If the bishops are planning to try to vote the 22% of Americans who are Catholic, then I want to go on record as saying that this Catholic will not be voted by the bishops; not them, or anyone else. 

I didn’t let special interests “vote” me when I was in office. I went against my party leadership anytime I felt like it, and as usual, I’ve got the scars to prove it. I was a team player, but I never once felt that being a team player required me to vote for something I was against. 

Now that I am a private citizen, I consider my vote just as precious and just as much my privilege to cast myself as I did then, when I spoke for thousands of people. I will vote to the best of my ability for the candidates and issues that I honestly believe are in the interest of the common good. 

I believe without question that a just and stable government is the ultimate political good and an unjust and unstable government is the ultimate political harm. Nothing, no issue, including abortion, is more important than a just and stable government. 

That is because unjust governments have killed more people, destroyed more lives and wrecked human progress more thoroughly than any other single thing. Hitler killed 50 million people. Stalin probably killed as many more. Mao killed and killed. Consider Pol Pot, the Rwandan genocide, the Armenian genocide, the terrorisms of various dictatorships in South and Central America, the horrible wars in Africa and the Middle East, the mass exploitation of laboring people all over the world. 

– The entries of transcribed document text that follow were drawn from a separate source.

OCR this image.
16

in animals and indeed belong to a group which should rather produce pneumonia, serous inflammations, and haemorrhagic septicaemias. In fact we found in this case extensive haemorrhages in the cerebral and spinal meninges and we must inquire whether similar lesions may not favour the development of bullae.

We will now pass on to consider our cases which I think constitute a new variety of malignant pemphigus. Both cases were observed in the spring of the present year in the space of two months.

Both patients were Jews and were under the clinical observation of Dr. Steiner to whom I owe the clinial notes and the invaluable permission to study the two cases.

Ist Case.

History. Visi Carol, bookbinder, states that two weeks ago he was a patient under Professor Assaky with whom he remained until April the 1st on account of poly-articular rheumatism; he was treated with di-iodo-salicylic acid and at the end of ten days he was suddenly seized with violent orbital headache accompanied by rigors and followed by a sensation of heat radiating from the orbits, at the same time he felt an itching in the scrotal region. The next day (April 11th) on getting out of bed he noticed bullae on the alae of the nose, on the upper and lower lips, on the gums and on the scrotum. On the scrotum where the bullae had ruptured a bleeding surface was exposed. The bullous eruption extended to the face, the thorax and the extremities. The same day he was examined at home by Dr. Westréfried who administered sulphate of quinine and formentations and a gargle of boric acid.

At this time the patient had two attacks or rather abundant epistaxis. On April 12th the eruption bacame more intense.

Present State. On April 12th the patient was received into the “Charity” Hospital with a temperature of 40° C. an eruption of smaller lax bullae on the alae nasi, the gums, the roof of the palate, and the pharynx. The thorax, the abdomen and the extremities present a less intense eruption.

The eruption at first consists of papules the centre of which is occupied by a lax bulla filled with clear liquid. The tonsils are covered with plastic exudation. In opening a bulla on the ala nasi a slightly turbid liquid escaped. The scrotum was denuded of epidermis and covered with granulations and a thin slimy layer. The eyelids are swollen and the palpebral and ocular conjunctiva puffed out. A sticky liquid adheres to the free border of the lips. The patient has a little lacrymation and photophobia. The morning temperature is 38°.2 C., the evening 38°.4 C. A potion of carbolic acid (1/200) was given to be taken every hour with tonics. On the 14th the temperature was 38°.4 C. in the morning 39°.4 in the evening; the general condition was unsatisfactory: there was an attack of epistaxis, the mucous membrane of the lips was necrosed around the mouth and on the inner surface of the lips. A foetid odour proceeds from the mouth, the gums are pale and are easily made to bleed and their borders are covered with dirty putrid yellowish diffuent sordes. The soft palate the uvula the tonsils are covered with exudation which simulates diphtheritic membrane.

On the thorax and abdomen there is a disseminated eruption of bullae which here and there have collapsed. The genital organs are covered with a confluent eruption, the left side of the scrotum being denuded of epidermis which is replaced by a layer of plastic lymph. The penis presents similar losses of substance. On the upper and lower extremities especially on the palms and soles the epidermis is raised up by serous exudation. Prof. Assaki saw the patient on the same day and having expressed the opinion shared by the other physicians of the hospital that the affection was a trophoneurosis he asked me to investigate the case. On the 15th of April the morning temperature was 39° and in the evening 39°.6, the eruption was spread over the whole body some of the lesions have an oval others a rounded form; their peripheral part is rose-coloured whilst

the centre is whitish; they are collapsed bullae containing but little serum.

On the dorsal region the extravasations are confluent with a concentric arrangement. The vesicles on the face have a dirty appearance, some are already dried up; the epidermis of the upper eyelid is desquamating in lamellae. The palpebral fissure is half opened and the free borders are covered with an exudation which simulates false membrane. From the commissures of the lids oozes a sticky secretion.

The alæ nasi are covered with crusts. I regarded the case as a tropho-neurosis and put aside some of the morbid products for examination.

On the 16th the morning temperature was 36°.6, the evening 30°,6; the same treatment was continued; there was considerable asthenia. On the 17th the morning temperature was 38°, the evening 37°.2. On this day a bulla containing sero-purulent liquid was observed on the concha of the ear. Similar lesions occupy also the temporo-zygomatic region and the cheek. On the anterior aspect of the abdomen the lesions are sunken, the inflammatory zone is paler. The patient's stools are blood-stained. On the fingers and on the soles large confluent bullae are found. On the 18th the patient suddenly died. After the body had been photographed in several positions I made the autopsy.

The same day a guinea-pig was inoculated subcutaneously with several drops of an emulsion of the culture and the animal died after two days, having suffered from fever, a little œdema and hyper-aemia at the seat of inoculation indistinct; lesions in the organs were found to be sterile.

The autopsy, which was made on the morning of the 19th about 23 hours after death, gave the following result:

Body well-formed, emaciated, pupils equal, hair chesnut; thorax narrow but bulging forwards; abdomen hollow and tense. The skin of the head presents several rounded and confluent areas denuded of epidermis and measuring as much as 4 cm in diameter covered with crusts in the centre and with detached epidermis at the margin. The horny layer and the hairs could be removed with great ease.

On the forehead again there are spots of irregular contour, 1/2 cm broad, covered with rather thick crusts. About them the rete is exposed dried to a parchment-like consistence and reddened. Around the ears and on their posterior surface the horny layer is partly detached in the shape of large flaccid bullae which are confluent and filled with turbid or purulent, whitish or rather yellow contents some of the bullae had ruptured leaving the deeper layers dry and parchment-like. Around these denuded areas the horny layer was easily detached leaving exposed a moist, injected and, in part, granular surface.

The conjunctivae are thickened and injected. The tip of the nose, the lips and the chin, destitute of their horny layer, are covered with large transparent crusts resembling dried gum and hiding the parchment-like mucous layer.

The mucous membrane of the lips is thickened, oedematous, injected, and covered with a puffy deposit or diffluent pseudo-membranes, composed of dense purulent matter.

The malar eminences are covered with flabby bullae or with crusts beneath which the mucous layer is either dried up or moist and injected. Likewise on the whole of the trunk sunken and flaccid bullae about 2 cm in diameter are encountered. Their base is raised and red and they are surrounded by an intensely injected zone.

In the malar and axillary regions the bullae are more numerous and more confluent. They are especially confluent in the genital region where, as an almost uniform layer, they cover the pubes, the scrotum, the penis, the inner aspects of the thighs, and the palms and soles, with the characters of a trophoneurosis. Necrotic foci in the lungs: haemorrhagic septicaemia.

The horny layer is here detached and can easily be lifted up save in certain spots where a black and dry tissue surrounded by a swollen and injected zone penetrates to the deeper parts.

All this is the result of unjust, unstable and corrupt governments. 

As much as I love the Catholic Church, history plainly teaches me that the various popes and bishops down through history have had one love affair with tyrants after another. So long as the tyrant in question supports them and their power, the bishops and popes have been ok with backing them. They stood strong against Communism, but I honestly believe that was mostly because Communism attacked the Church, not because it enslaved its people. 

This is a hard post to write. I would rather be all rainbows and ponies about my Church. I would much rather discuss the healing power of the sacraments, the kind and faithful care that I have received from my pastors, the generous forgiveness that has been extended to me, the Presence of Our Lord, real and loving, in the Eucharist. 

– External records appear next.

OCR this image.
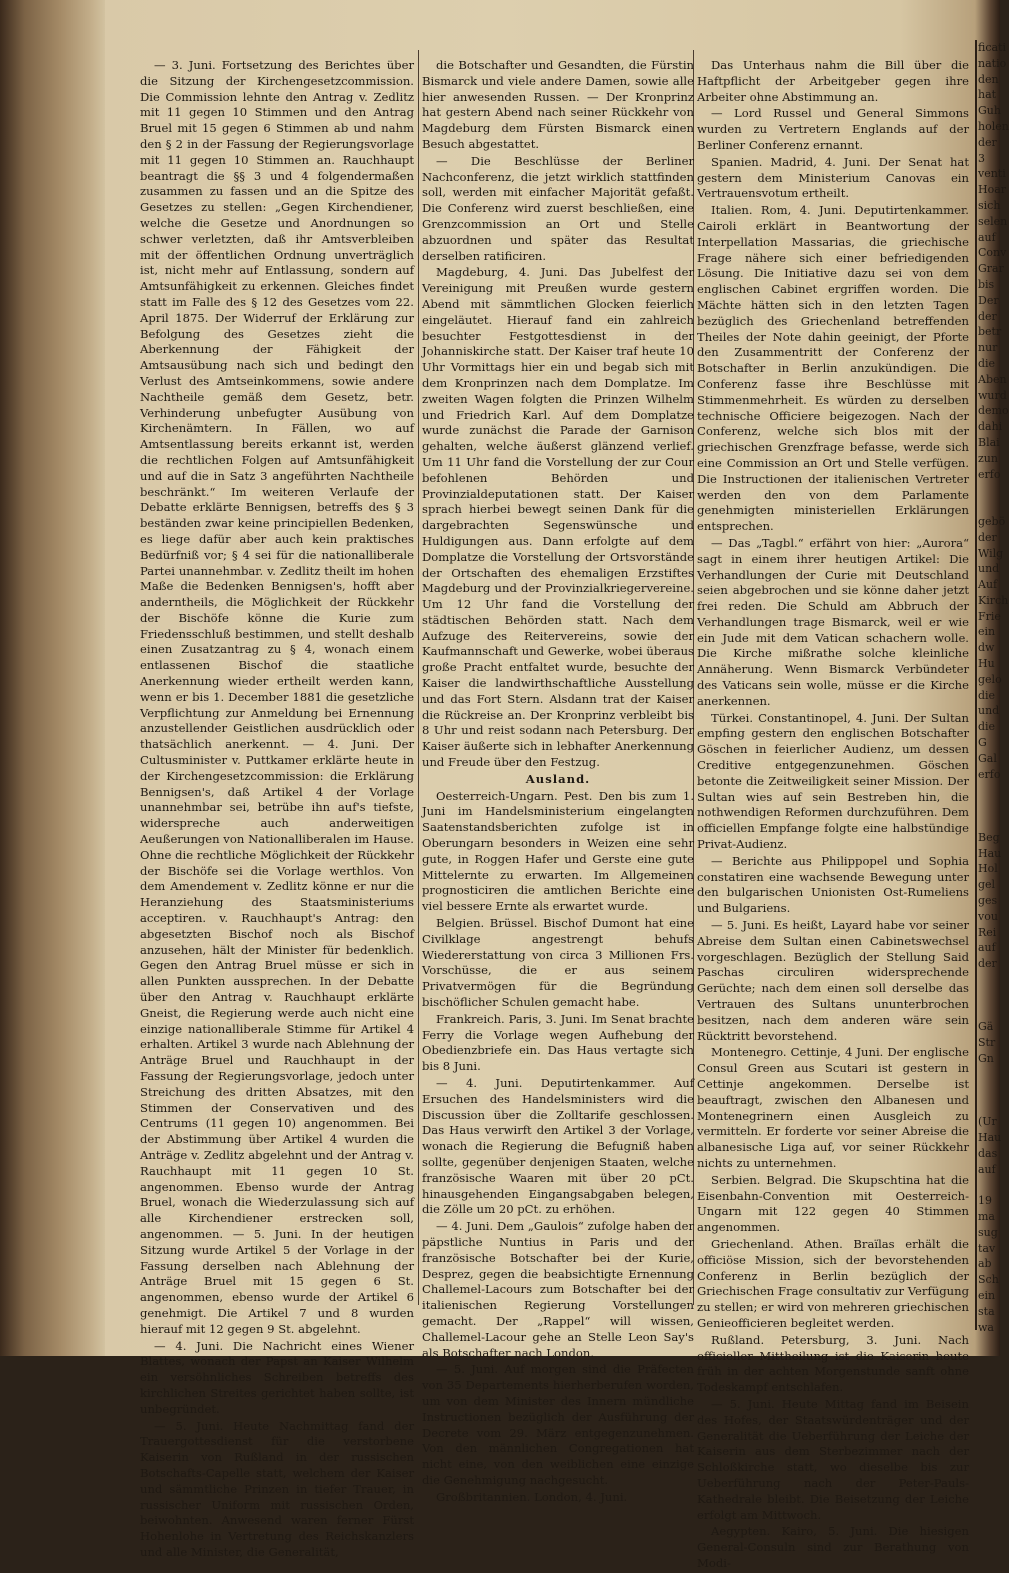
— 3. Juni. Fortsetzung des Berichtes über die Sitzung der Kirchengesetzcommission. Die Commission lehnte den Antrag v. Zedlitz mit 11 gegen 10 Stimmen und den Antrag Bruel mit 15 gegen 6 Stimmen ab und nahm den § 2 in der Fassung der Regierungsvorlage mit 11 gegen 10 Stimmen an. Rauchhaupt beantragt die §§ 3 und 4 folgendermaßen zusammen zu fassen und an die Spitze des Gesetzes zu stellen: „Gegen Kirchendiener, welche die Gesetze und Anordnungen so schwer verletzten, daß ihr Amtsverbleiben mit der öffentlichen Ordnung unverträglich ist, nicht mehr auf Entlassung, sondern auf Amtsunfähigkeit zu erkennen. Gleiches findet statt im Falle des § 12 des Gesetzes vom 22. April 1875. Der Widerruf der Erklärung zur Befolgung des Gesetzes zieht die Aberkennung der Fähigkeit der Amtsausübung nach sich und bedingt den Verlust des Amtseinkommens, sowie andere Nachtheile gemäß dem Gesetz, betr. Verhinderung unbefugter Ausübung von Kirchenämtern. In Fällen, wo auf Amtsentlassung bereits erkannt ist, werden die rechtlichen Folgen auf Amtsunfähigkeit und auf die in Satz 3 angeführten Nachtheile beschränkt.“ Im weiteren Verlaufe der Debatte erklärte Bennigsen, betreffs des § 3 beständen zwar keine principiellen Bedenken, es liege dafür aber auch kein praktisches Bedürfniß vor; § 4 sei für die nationalliberale Partei unannehmbar. v. Zedlitz theilt im hohen Maße die Bedenken Bennigsen's, hofft aber anderntheils, die Möglichkeit der Rückkehr der Bischöfe könne die Kurie zum Friedensschluß bestimmen, und stellt deshalb einen Zusatzantrag zu § 4, wonach einem entlassenen Bischof die staatliche Anerkennung wieder ertheilt werden kann, wenn er bis 1. December 1881 die gesetzliche Verpflichtung zur Anmeldung bei Ernennung anzustellender Geistlichen ausdrücklich oder thatsächlich anerkennt. — 4. Juni. Der Cultusminister v. Puttkamer erklärte heute in der Kirchengesetzcommission: die Erklärung Bennigsen's, daß Artikel 4 der Vorlage unannehmbar sei, betrübe ihn auf's tiefste, widerspreche auch anderweitigen Aeußerungen von Nationalliberalen im Hause. Ohne die rechtliche Möglichkeit der Rückkehr der Bischöfe sei die Vorlage werthlos. Von dem Amendement v. Zedlitz könne er nur die Heranziehung des Staatsministeriums acceptiren. v. Rauchhaupt's Antrag: den abgesetzten Bischof noch als Bischof anzusehen, hält der Minister für bedenklich. Gegen den Antrag Bruel müsse er sich in allen Punkten aussprechen. In der Debatte über den Antrag v. Rauchhaupt erklärte Gneist, die Regierung werde auch nicht eine einzige nationalliberale Stimme für Artikel 4 erhalten. Artikel 3 wurde nach Ablehnung der Anträge Bruel und Rauchhaupt in der Fassung der Regierungsvorlage, jedoch unter Streichung des dritten Absatzes, mit den Stimmen der Conservativen und des Centrums (11 gegen 10) angenommen. Bei der Abstimmung über Artikel 4 wurden die Anträge v. Zedlitz abgelehnt und der Antrag v. Rauchhaupt mit 11 gegen 10 St. angenommen. Ebenso wurde der Antrag Bruel, wonach die Wiederzulassung sich auf alle Kirchendiener erstrecken soll, angenommen. — 5. Juni. In der heutigen Sitzung wurde Artikel 5 der Vorlage in der Fassung derselben nach Ablehnung der Anträge Bruel mit 15 gegen 6 St. angenommen, ebenso wurde der Artikel 6 genehmigt. Die Artikel 7 und 8 wurden hierauf mit 12 gegen 9 St. abgelehnt.

— 4. Juni. Die Nachricht eines Wiener Blattes, wonach der Papst an Kaiser Wilhelm ein versöhnliches Schreiben betreffs des kirchlichen Streites gerichtet haben sollte, ist unbegründet.

— 5. Juni. Heute Nachmittag fand der Trauergottesdienst für die verstorbene Kaiserin von Rußland in der russischen Botschafts-Capelle statt, welchem der Kaiser und sämmtliche Prinzen in tiefer Trauer, in russischer Uniform mit russischen Orden, beiwohnten. Anwesend waren ferner Fürst Hohenlohe in Vertretung des Reichskanzlers und alle Minister, die Generalität,

die Botschafter und Gesandten, die Fürstin Bismarck und viele andere Damen, sowie alle hier anwesenden Russen. — Der Kronprinz hat gestern Abend nach seiner Rückkehr von Magdeburg dem Fürsten Bismarck einen Besuch abgestattet.

— Die Beschlüsse der Berliner Nachconferenz, die jetzt wirklich stattfinden soll, werden mit einfacher Majorität gefaßt. Die Conferenz wird zuerst beschließen, eine Grenzcommission an Ort und Stelle abzuordnen und später das Resultat derselben ratificiren.

Magdeburg, 4. Juni. Das Jubelfest der Vereinigung mit Preußen wurde gestern Abend mit sämmtlichen Glocken feierlich eingeläutet. Hierauf fand ein zahlreich besuchter Festgottesdienst in der Johanniskirche statt. Der Kaiser traf heute 10 Uhr Vormittags hier ein und begab sich mit dem Kronprinzen nach dem Domplatze. Im zweiten Wagen folgten die Prinzen Wilhelm und Friedrich Karl. Auf dem Domplatze wurde zunächst die Parade der Garnison gehalten, welche äußerst glänzend verlief. Um 11 Uhr fand die Vorstellung der zur Cour befohlenen Behörden und Provinzialdeputationen statt. Der Kaiser sprach hierbei bewegt seinen Dank für die dargebrachten Segenswünsche und Huldigungen aus. Dann erfolgte auf dem Domplatze die Vorstellung der Ortsvorstände der Ortschaften des ehemaligen Erzstiftes Magdeburg und der Provinzialkriegervereine. Um 12 Uhr fand die Vorstellung der städtischen Behörden statt. Nach dem Aufzuge des Reitervereins, sowie der Kaufmannschaft und Gewerke, wobei überaus große Pracht entfaltet wurde, besuchte der Kaiser die landwirthschaftliche Ausstellung und das Fort Stern. Alsdann trat der Kaiser die Rückreise an. Der Kronprinz verbleibt bis 8 Uhr und reist sodann nach Petersburg. Der Kaiser äußerte sich in lebhafter Anerkennung und Freude über den Festzug.

Ausland.

Oesterreich-Ungarn. Pest. Den bis zum 1. Juni im Handelsministerium eingelangten Saatenstandsberichten zufolge ist in Oberungarn besonders in Weizen eine sehr gute, in Roggen Hafer und Gerste eine gute Mittelernte zu erwarten. Im Allgemeinen prognosticiren die amtlichen Berichte eine viel bessere Ernte als erwartet wurde.

Belgien. Brüssel. Bischof Dumont hat eine Civilklage angestrengt behufs Wiedererstattung von circa 3 Millionen Frs. Vorschüsse, die er aus seinem Privatvermögen für die Begründung bischöflicher Schulen gemacht habe.

Frankreich. Paris, 3. Juni. Im Senat brachte Ferry die Vorlage wegen Aufhebung der Obedienzbriefe ein. Das Haus vertagte sich bis 8 Juni.

— 4. Juni. Deputirtenkammer. Auf Ersuchen des Handelsministers wird die Discussion über die Zolltarife geschlossen. Das Haus verwirft den Artikel 3 der Vorlage, wonach die Regierung die Befugniß haben sollte, gegenüber denjenigen Staaten, welche französische Waaren mit über 20 pCt. hinausgehenden Eingangsabgaben belegen, die Zölle um 20 pCt. zu erhöhen.

— 4. Juni. Dem „Gaulois“ zufolge haben der päpstliche Nuntius in Paris und der französische Botschafter bei der Kurie, Desprez, gegen die beabsichtigte Ernennung Challemel-Lacours zum Botschafter bei der italienischen Regierung Vorstellungen gemacht. Der „Rappel“ will wissen, Challemel-Lacour gehe an Stelle Leon Say's als Botschafter nach London.

— 5. Juni. Auf morgen sind die Präfecten von 35 Departements hierherberufen worden, um von dem Minister des Innern mündliche Instructionen bezüglich der Ausführung der Decrete vom 29. März entgegenzunehmen. Von den männlichen Congregationen hat nicht eine, von den weiblichen eine einzige die Genehmigung nachgesucht.

Großbritannien. London, 4. Juni.

Das Unterhaus nahm die Bill über die Haftpflicht der Arbeitgeber gegen ihre Arbeiter ohne Abstimmung an.

— Lord Russel und General Simmons wurden zu Vertretern Englands auf der Berliner Conferenz ernannt.

Spanien. Madrid, 4. Juni. Der Senat hat gestern dem Ministerium Canovas ein Vertrauensvotum ertheilt.

Italien. Rom, 4. Juni. Deputirtenkammer. Cairoli erklärt in Beantwortung der Interpellation Massarias, die griechische Frage nähere sich einer befriedigenden Lösung. Die Initiative dazu sei von dem englischen Cabinet ergriffen worden. Die Mächte hätten sich in den letzten Tagen bezüglich des Griechenland betreffenden Theiles der Note dahin geeinigt, der Pforte den Zusammentritt der Conferenz der Botschafter in Berlin anzukündigen. Die Conferenz fasse ihre Beschlüsse mit Stimmenmehrheit. Es würden zu derselben technische Officiere beigezogen. Nach der Conferenz, welche sich blos mit der griechischen Grenzfrage befasse, werde sich eine Commission an Ort und Stelle verfügen. Die Instructionen der italienischen Vertreter werden den von dem Parlamente genehmigten ministeriellen Erklärungen entsprechen.

— Das „Tagbl.“ erfährt von hier: „Aurora“ sagt in einem ihrer heutigen Artikel: Die Verhandlungen der Curie mit Deutschland seien abgebrochen und sie könne daher jetzt frei reden. Die Schuld am Abbruch der Verhandlungen trage Bismarck, weil er wie ein Jude mit dem Vatican schachern wolle. Die Kirche mißrathe solche kleinliche Annäherung. Wenn Bismarck Verbündeter des Vaticans sein wolle, müsse er die Kirche anerkennen.

Türkei. Constantinopel, 4. Juni. Der Sultan empfing gestern den englischen Botschafter Göschen in feierlicher Audienz, um dessen Creditive entgegenzunehmen. Göschen betonte die Zeitweiligkeit seiner Mission. Der Sultan wies auf sein Bestreben hin, die nothwendigen Reformen durchzuführen. Dem officiellen Empfange folgte eine halbstündige Privat-Audienz.

— Berichte aus Philippopel und Sophia constatiren eine wachsende Bewegung unter den bulgarischen Unionisten Ost-Rumeliens und Bulgariens.

— 5. Juni. Es heißt, Layard habe vor seiner Abreise dem Sultan einen Cabinetswechsel vorgeschlagen. Bezüglich der Stellung Said Paschas circuliren widersprechende Gerüchte; nach dem einen soll derselbe das Vertrauen des Sultans ununterbrochen besitzen, nach dem anderen wäre sein Rücktritt bevorstehend.

Montenegro. Cettinje, 4 Juni. Der englische Consul Green aus Scutari ist gestern in Cettinje angekommen. Derselbe ist beauftragt, zwischen den Albanesen und Montenegrinern einen Ausgleich zu vermitteln. Er forderte vor seiner Abreise die albanesische Liga auf, vor seiner Rückkehr nichts zu unternehmen.

Serbien. Belgrad. Die Skupschtina hat die Eisenbahn-Convention mit Oesterreich-Ungarn mit 122 gegen 40 Stimmen angenommen.

Griechenland. Athen. Braïlas erhält die officiöse Mission, sich der bevorstehenden Conferenz in Berlin bezüglich der Griechischen Frage consultativ zur Verfügung zu stellen; er wird von mehreren griechischen Genieofficieren begleitet werden.

Rußland. Petersburg, 3. Juni. Nach officieller Mittheilung ist die Kaiserin heute früh in der achten Morgenstunde sanft ohne Todeskampf entschlafen.

— 5. Juni. Heute Mittag fand im Beisein des Hofes, der Staatswürdenträger und der Generalität die Ueberführung der Leiche der Kaiserin aus dem Sterbezimmer nach der Schloßkirche statt, wo dieselbe bis zur Ueberführung nach der Peter-Pauls-Kathedrale bleibt. Die Beisetzung der Leiche erfolgt am Mittwoch.

Aegypten. Kairo, 5. Juni. Die hiesigen General-Consuln sind zur Berathung von Modi-

ficati
natio
den
hat
Guh
holen
der
3
venti
Hoar
sich
selen
auf
Conv
Grar
bis
Der
der
betr
nur
die
Aben
wurd
demo
dahi
Blai
zun
erfo

gebö
der
Wilg
und
Auf
Kirch
Frie
ein
dw
Hu
gelo
die
und
die
G
Gal
erfo

Beg
Hau
Hol
gel
ges
vou
Rei
auf
der

Gä
Str
Gn

(Ur
Hau
das
auf

19
ma
sug
tav
ab
Sch
ein
sta
wa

The Catholic Church is the Church. I don’t doubt that. But it is governed by fallen men who don’t answer to anyone but one another, and most of the time not even that. They’ve gone off the rails rather badly many times, in many ways.   

The tepid response to Hitler is one famous political fail, as is the equally tepid response to the building hatred in Rwanda. 

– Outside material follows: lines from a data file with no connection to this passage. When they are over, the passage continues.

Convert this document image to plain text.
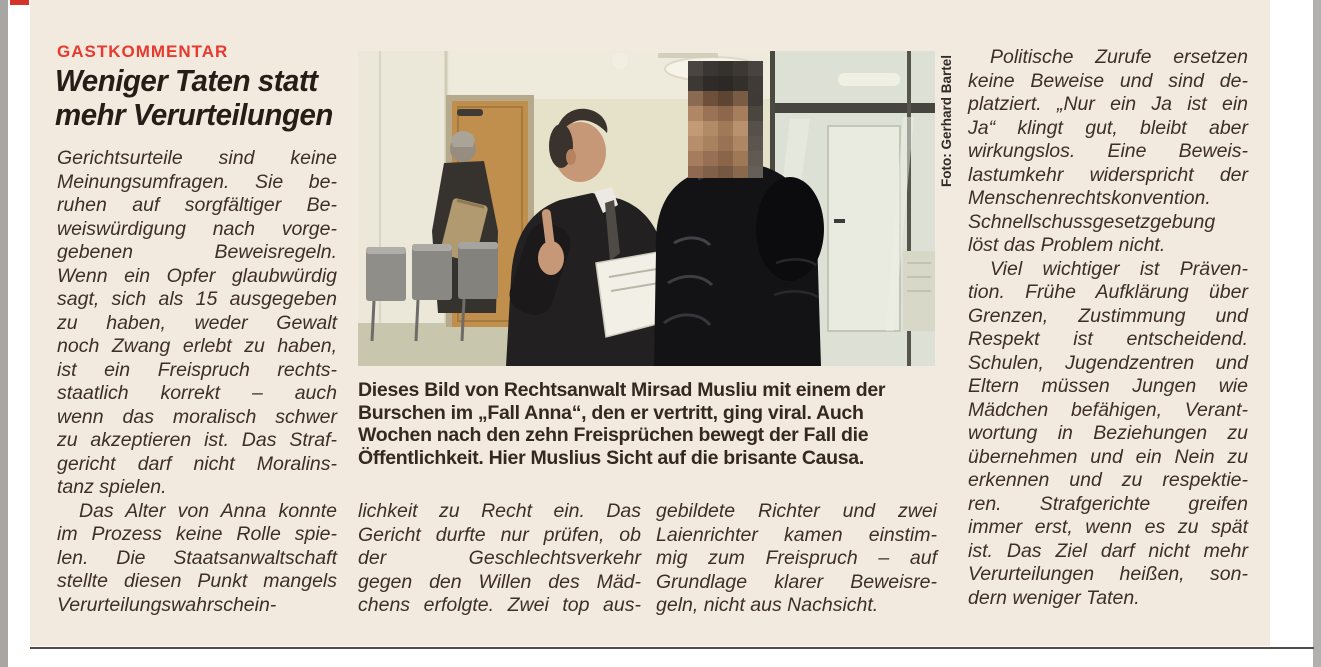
GASTKOMMENTAR
Weniger Taten statt
mehr Verurteilungen
Gerichtsurteile sind keine
Meinungsumfragen. Sie be-
ruhen auf sorgfältiger Be-
weiswürdigung nach vorge-
gebenen Beweisregeln.
Wenn ein Opfer glaubwürdig
sagt, sich als 15 ausgegeben
zu haben, weder Gewalt
noch Zwang erlebt zu haben,
ist ein Freispruch rechts-
staatlich korrekt – auch
wenn das moralisch schwer
zu akzeptieren ist. Das Straf-
gericht darf nicht Moralins-
tanz spielen.
Das Alter von Anna konnte
im Prozess keine Rolle spie-
len. Die Staatsanwaltschaft
stellte diesen Punkt mangels
Verurteilungswahrschein-
Foto: Gerhard Bartel
Dieses Bild von Rechtsanwalt Mirsad Musliu mit einem der
Burschen im „Fall Anna“, den er vertritt, ging viral. Auch
Wochen nach den zehn Freisprüchen bewegt der Fall die
Öffentlichkeit. Hier Muslius Sicht auf die brisante Causa.
lichkeit zu Recht ein. Das
Gericht durfte nur prüfen, ob
der Geschlechtsverkehr
gegen den Willen des Mäd-
chens erfolgte. Zwei top aus-
gebildete Richter und zwei
Laienrichter kamen einstim-
mig zum Freispruch – auf
Grundlage klarer Beweisre-
geln, nicht aus Nachsicht.
Politische Zurufe ersetzen
keine Beweise und sind de-
platziert. „Nur ein Ja ist ein
Ja“ klingt gut, bleibt aber
wirkungslos. Eine Beweis-
lastumkehr widerspricht der
Menschenrechtskonvention.
Schnellschussgesetzgebung
löst das Problem nicht.
Viel wichtiger ist Präven-
tion. Frühe Aufklärung über
Grenzen, Zustimmung und
Respekt ist entscheidend.
Schulen, Jugendzentren und
Eltern müssen Jungen wie
Mädchen befähigen, Verant-
wortung in Beziehungen zu
übernehmen und ein Nein zu
erkennen und zu respektie-
ren. Strafgerichte greifen
immer erst, wenn es zu spät
ist. Das Ziel darf nicht mehr
Verurteilungen heißen, son-
dern weniger Taten.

The on-going, generational, institutionalized and entrenched practice of supporting, enabling and even participating in the sexual abuse and rape of minors, parishioners and seminarians is a clear case of this. 

On top of that, abortion has become, or should have become, a moot issue at the federal level. We have the votes on the Supreme Court to overturn. There is a case in the barrel right now, waiting to be heard in March or so, which could — should — result in overturning Roe. 

If we get anything less than a full overturn, if the Court decides to “limit” abortion in some way, maybe by saying  that it should be allowed before 16 weeks or some such, then we’ve been manipulated and lied to. The Court packing strategy has failed. 

If that happens, the reaction I expect is to blame the Democrats instead of the people who chose and confirmed the pro-life majority that we supposedly have. I also expect nastily-worded calls to double down and put yet another someone on the Court, a move that might be a bridge too far for the whole country.  

We are tearing America apart with this. We have put a man in the White House who is doing things that could destroy not only America, but the entire edifice of Western defense against the totalitarian block. I do not want to live in a world dominated by Russia and China, courtesy of quisling Trump. 

For all these reasons, the bishops are not going to vote me. I am an American, and I will vote myself, just as I always have done.